How do I choose between different logistic regression models?

In multiple linear regressions we have R-squared to summarise the fit of a model and thereby inform on choice.

SPSS produces two R-squared measures (Nagelkerke and Cox-Snell) for binary logistic regressions but the use of these is controversial (see below). They compare the fit of the model with the predictors to one without them (just like fit indices in structural equation models, for those familiar with this area).

What follows is an extract of an e-mail on the choice of R-squared in logistic regression from Dietrich Alte. The recommended referenced journal is available from the University library.

Menard (2000) referred to below suggests using

$$R^text{2} = \frac{\mbox{Difference between -2 log likelihoods of null model and model with covariates of interest in}}{\mbox{-2 log likelihood of null model}} $$

where the null model is a binary logistic regression with a single predictor (covariate) consisting of a column of 1's.
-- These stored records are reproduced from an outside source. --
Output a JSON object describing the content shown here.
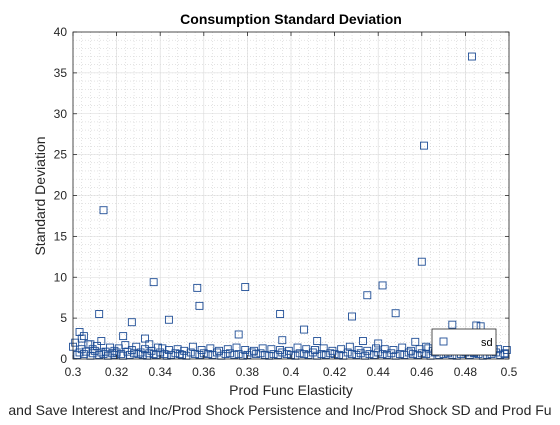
{
  "chart_data": {
    "type": "scatter",
    "title": "Consumption Standard Deviation",
    "xlabel": "Prod Func Elasticity",
    "ylabel": "Standard Deviation",
    "bottom_text": "and Save Interest and Inc/Prod Shock Persistence and Inc/Prod Shock SD and Prod Fu",
    "xlim": [
      0.3,
      0.5
    ],
    "ylim": [
      0,
      40
    ],
    "xticks": [
      "0.3",
      "0.32",
      "0.34",
      "0.36",
      "0.38",
      "0.4",
      "0.42",
      "0.44",
      "0.46",
      "0.48",
      "0.5"
    ],
    "yticks": [
      "0",
      "5",
      "10",
      "15",
      "20",
      "25",
      "30",
      "35",
      "40"
    ],
    "grid": true,
    "minor_grid": true,
    "legend": {
      "location": "bottom-right",
      "entries": [
        "sd"
      ]
    },
    "marker_color": "#1f4e96",
    "series": [
      {
        "name": "sd",
        "marker": "square",
        "x": [
          0.302,
          0.303,
          0.304,
          0.305,
          0.306,
          0.308,
          0.309,
          0.31,
          0.312,
          0.313,
          0.314,
          0.315,
          0.316,
          0.318,
          0.319,
          0.32,
          0.322,
          0.323,
          0.325,
          0.326,
          0.328,
          0.33,
          0.331,
          0.332,
          0.334,
          0.335,
          0.337,
          0.338,
          0.34,
          0.342,
          0.343,
          0.345,
          0.347,
          0.349,
          0.35,
          0.352,
          0.354,
          0.356,
          0.358,
          0.36,
          0.362,
          0.364,
          0.366,
          0.368,
          0.37,
          0.372,
          0.374,
          0.376,
          0.378,
          0.38,
          0.382,
          0.384,
          0.386,
          0.388,
          0.39,
          0.392,
          0.394,
          0.396,
          0.398,
          0.4,
          0.402,
          0.404,
          0.406,
          0.408,
          0.41,
          0.412,
          0.414,
          0.416,
          0.418,
          0.42,
          0.422,
          0.424,
          0.426,
          0.428,
          0.43,
          0.432,
          0.434,
          0.436,
          0.438,
          0.44,
          0.442,
          0.444,
          0.446,
          0.448,
          0.45,
          0.452,
          0.454,
          0.456,
          0.458,
          0.46,
          0.462,
          0.464,
          0.466,
          0.468,
          0.47,
          0.472,
          0.474,
          0.476,
          0.478,
          0.48,
          0.482,
          0.484,
          0.486,
          0.488,
          0.49,
          0.492,
          0.494,
          0.496,
          0.498,
          0.3,
          0.301,
          0.304,
          0.307,
          0.309,
          0.311,
          0.313,
          0.317,
          0.319,
          0.321,
          0.324,
          0.327,
          0.329,
          0.333,
          0.336,
          0.339,
          0.341,
          0.344,
          0.348,
          0.351,
          0.355,
          0.359,
          0.363,
          0.367,
          0.371,
          0.375,
          0.379,
          0.383,
          0.387,
          0.391,
          0.395,
          0.399,
          0.403,
          0.407,
          0.411,
          0.415,
          0.419,
          0.423,
          0.427,
          0.431,
          0.435,
          0.439,
          0.443,
          0.447,
          0.451,
          0.455,
          0.459,
          0.463,
          0.467,
          0.471,
          0.475,
          0.479,
          0.483,
          0.487,
          0.491,
          0.495,
          0.499,
          0.303,
          0.305,
          0.308,
          0.312,
          0.314,
          0.323,
          0.327,
          0.333,
          0.335,
          0.337,
          0.344,
          0.357,
          0.358,
          0.376,
          0.379,
          0.395,
          0.396,
          0.406,
          0.412,
          0.428,
          0.433,
          0.435,
          0.442,
          0.44,
          0.448,
          0.457,
          0.46,
          0.461,
          0.462,
          0.474,
          0.476,
          0.479,
          0.481,
          0.483,
          0.485,
          0.487,
          0.489,
          0.491,
          0.493,
          0.498,
          0.465,
          0.469,
          0.472,
          0.478,
          0.481,
          0.484
        ],
        "y": [
          0.5,
          0.8,
          1.2,
          0.6,
          0.9,
          0.4,
          0.7,
          1.0,
          0.5,
          0.8,
          0.6,
          0.9,
          0.4,
          0.7,
          0.5,
          0.8,
          0.6,
          0.4,
          0.9,
          0.5,
          0.7,
          0.6,
          0.8,
          0.5,
          0.4,
          0.7,
          0.6,
          0.5,
          0.8,
          0.6,
          0.4,
          0.5,
          0.7,
          0.6,
          0.5,
          0.4,
          0.8,
          0.6,
          0.5,
          0.7,
          0.6,
          0.5,
          0.8,
          0.4,
          0.6,
          0.7,
          0.5,
          0.6,
          0.4,
          0.5,
          0.8,
          0.6,
          0.7,
          0.5,
          0.4,
          0.6,
          0.5,
          0.8,
          0.6,
          0.5,
          0.4,
          0.7,
          0.6,
          0.5,
          0.8,
          0.4,
          0.6,
          0.5,
          0.7,
          0.6,
          0.5,
          0.4,
          0.8,
          0.6,
          0.5,
          0.7,
          0.4,
          0.6,
          0.5,
          0.8,
          0.6,
          0.5,
          0.7,
          0.4,
          0.6,
          0.5,
          0.8,
          0.6,
          0.5,
          0.7,
          0.6,
          0.4,
          0.8,
          0.5,
          0.6,
          0.7,
          0.5,
          0.4,
          0.6,
          0.8,
          0.5,
          0.7,
          0.6,
          0.4,
          0.5,
          0.6,
          0.8,
          0.5,
          0.7,
          1.5,
          2.0,
          2.5,
          1.8,
          1.2,
          1.6,
          2.2,
          1.4,
          1.0,
          1.3,
          1.7,
          1.1,
          1.5,
          1.2,
          1.0,
          1.4,
          1.3,
          1.1,
          1.2,
          1.0,
          1.5,
          1.1,
          1.3,
          1.0,
          1.2,
          1.4,
          1.1,
          1.0,
          1.3,
          1.2,
          1.1,
          1.0,
          1.4,
          1.2,
          1.1,
          1.3,
          1.0,
          1.2,
          1.5,
          1.1,
          1.0,
          1.3,
          1.2,
          1.1,
          1.4,
          1.0,
          1.2,
          1.3,
          1.1,
          1.0,
          1.2,
          1.4,
          1.1,
          1.3,
          1.0,
          1.2,
          1.1,
          3.3,
          2.8,
          1.8,
          5.5,
          18.2,
          2.8,
          4.5,
          2.5,
          1.8,
          9.4,
          4.8,
          8.7,
          6.5,
          3.0,
          8.8,
          5.5,
          2.3,
          3.6,
          2.2,
          5.2,
          2.2,
          7.8,
          9.0,
          1.9,
          5.6,
          2.1,
          11.9,
          26.1,
          1.5,
          4.2,
          1.3,
          2.7,
          1.6,
          37.0,
          4.1,
          4.0,
          2.0,
          0.9,
          1.2,
          0.6,
          1.0,
          1.1,
          0.9,
          1.3,
          1.0,
          0.8
        ]
      }
    ]
  }
}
To fit this particular model you first need to click the options button and ask for no constant to be in the regression. SPSS and other packages routinely output -2 log likelihoods which are indices of particular model goodness-of-fits.
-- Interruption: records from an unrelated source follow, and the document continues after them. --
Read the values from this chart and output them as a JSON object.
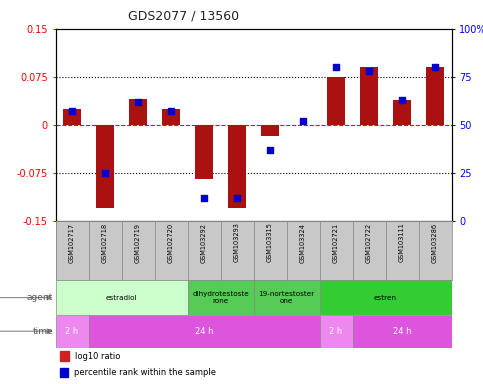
{
  "title": "GDS2077 / 13560",
  "samples": [
    "GSM102717",
    "GSM102718",
    "GSM102719",
    "GSM102720",
    "GSM103292",
    "GSM103293",
    "GSM103315",
    "GSM103324",
    "GSM102721",
    "GSM102722",
    "GSM103111",
    "GSM103286"
  ],
  "log10_ratio": [
    0.025,
    -0.13,
    0.04,
    0.025,
    -0.085,
    -0.13,
    -0.018,
    0.0,
    0.075,
    0.09,
    0.038,
    0.09
  ],
  "percentile_rank": [
    57,
    25,
    62,
    57,
    12,
    12,
    37,
    52,
    80,
    78,
    63,
    80
  ],
  "ylim_left": [
    -0.15,
    0.15
  ],
  "ylim_right": [
    0,
    100
  ],
  "yticks_left": [
    -0.15,
    -0.075,
    0,
    0.075,
    0.15
  ],
  "yticks_right": [
    0,
    25,
    50,
    75,
    100
  ],
  "bar_color": "#aa1111",
  "dot_color": "#0000cc",
  "agent_groups": [
    {
      "label": "estradiol",
      "start": 0,
      "end": 4,
      "color": "#ccffcc"
    },
    {
      "label": "dihydrotestoste\nrone",
      "start": 4,
      "end": 6,
      "color": "#55cc55"
    },
    {
      "label": "19-nortestoster\none",
      "start": 6,
      "end": 8,
      "color": "#55cc55"
    },
    {
      "label": "estren",
      "start": 8,
      "end": 12,
      "color": "#33cc33"
    }
  ],
  "time_groups": [
    {
      "label": "2 h",
      "start": 0,
      "end": 1,
      "color": "#ee88ee"
    },
    {
      "label": "24 h",
      "start": 1,
      "end": 8,
      "color": "#dd55dd"
    },
    {
      "label": "2 h",
      "start": 8,
      "end": 9,
      "color": "#ee88ee"
    },
    {
      "label": "24 h",
      "start": 9,
      "end": 12,
      "color": "#dd55dd"
    }
  ],
  "legend_bar_color": "#cc2222",
  "legend_dot_color": "#0000cc",
  "background_plot": "#ffffff",
  "sample_box_color": "#c8c8c8"
}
The first measure (Cox-Snell) is used to assess models where all the independent variables are continuous and the second (Nagelkerke) is used where there are one or more binary independent variables in the model.

These statistics have at their core the ratio of the likelihood function of the fitted model to the likelihood function of an intercept only model. What that are actually measuring is the proportion of change in the likelihood function of the specified model vs. no model at all.

I don't like these statistics very much, and like them even less because their names suggest they are analogous to the "variance explained" measures used in linear models, but they are actually measuring something else.

There was a very good article in the Feb 2000 issue of The American Statistician by Scott Menard called "Coefficients of Determination for Multiple Logistic Regression Models," which may be of use.

Note that R^2 cannot be used to compare two logistic models if one or more suffers from overdispersion. In this case information criteria should be used (see here).

Reference

Scott Menard, “Coefficients of Determination for Multiple Logistic Regression Analysis,” The American Statistician 54:17-24, 2000.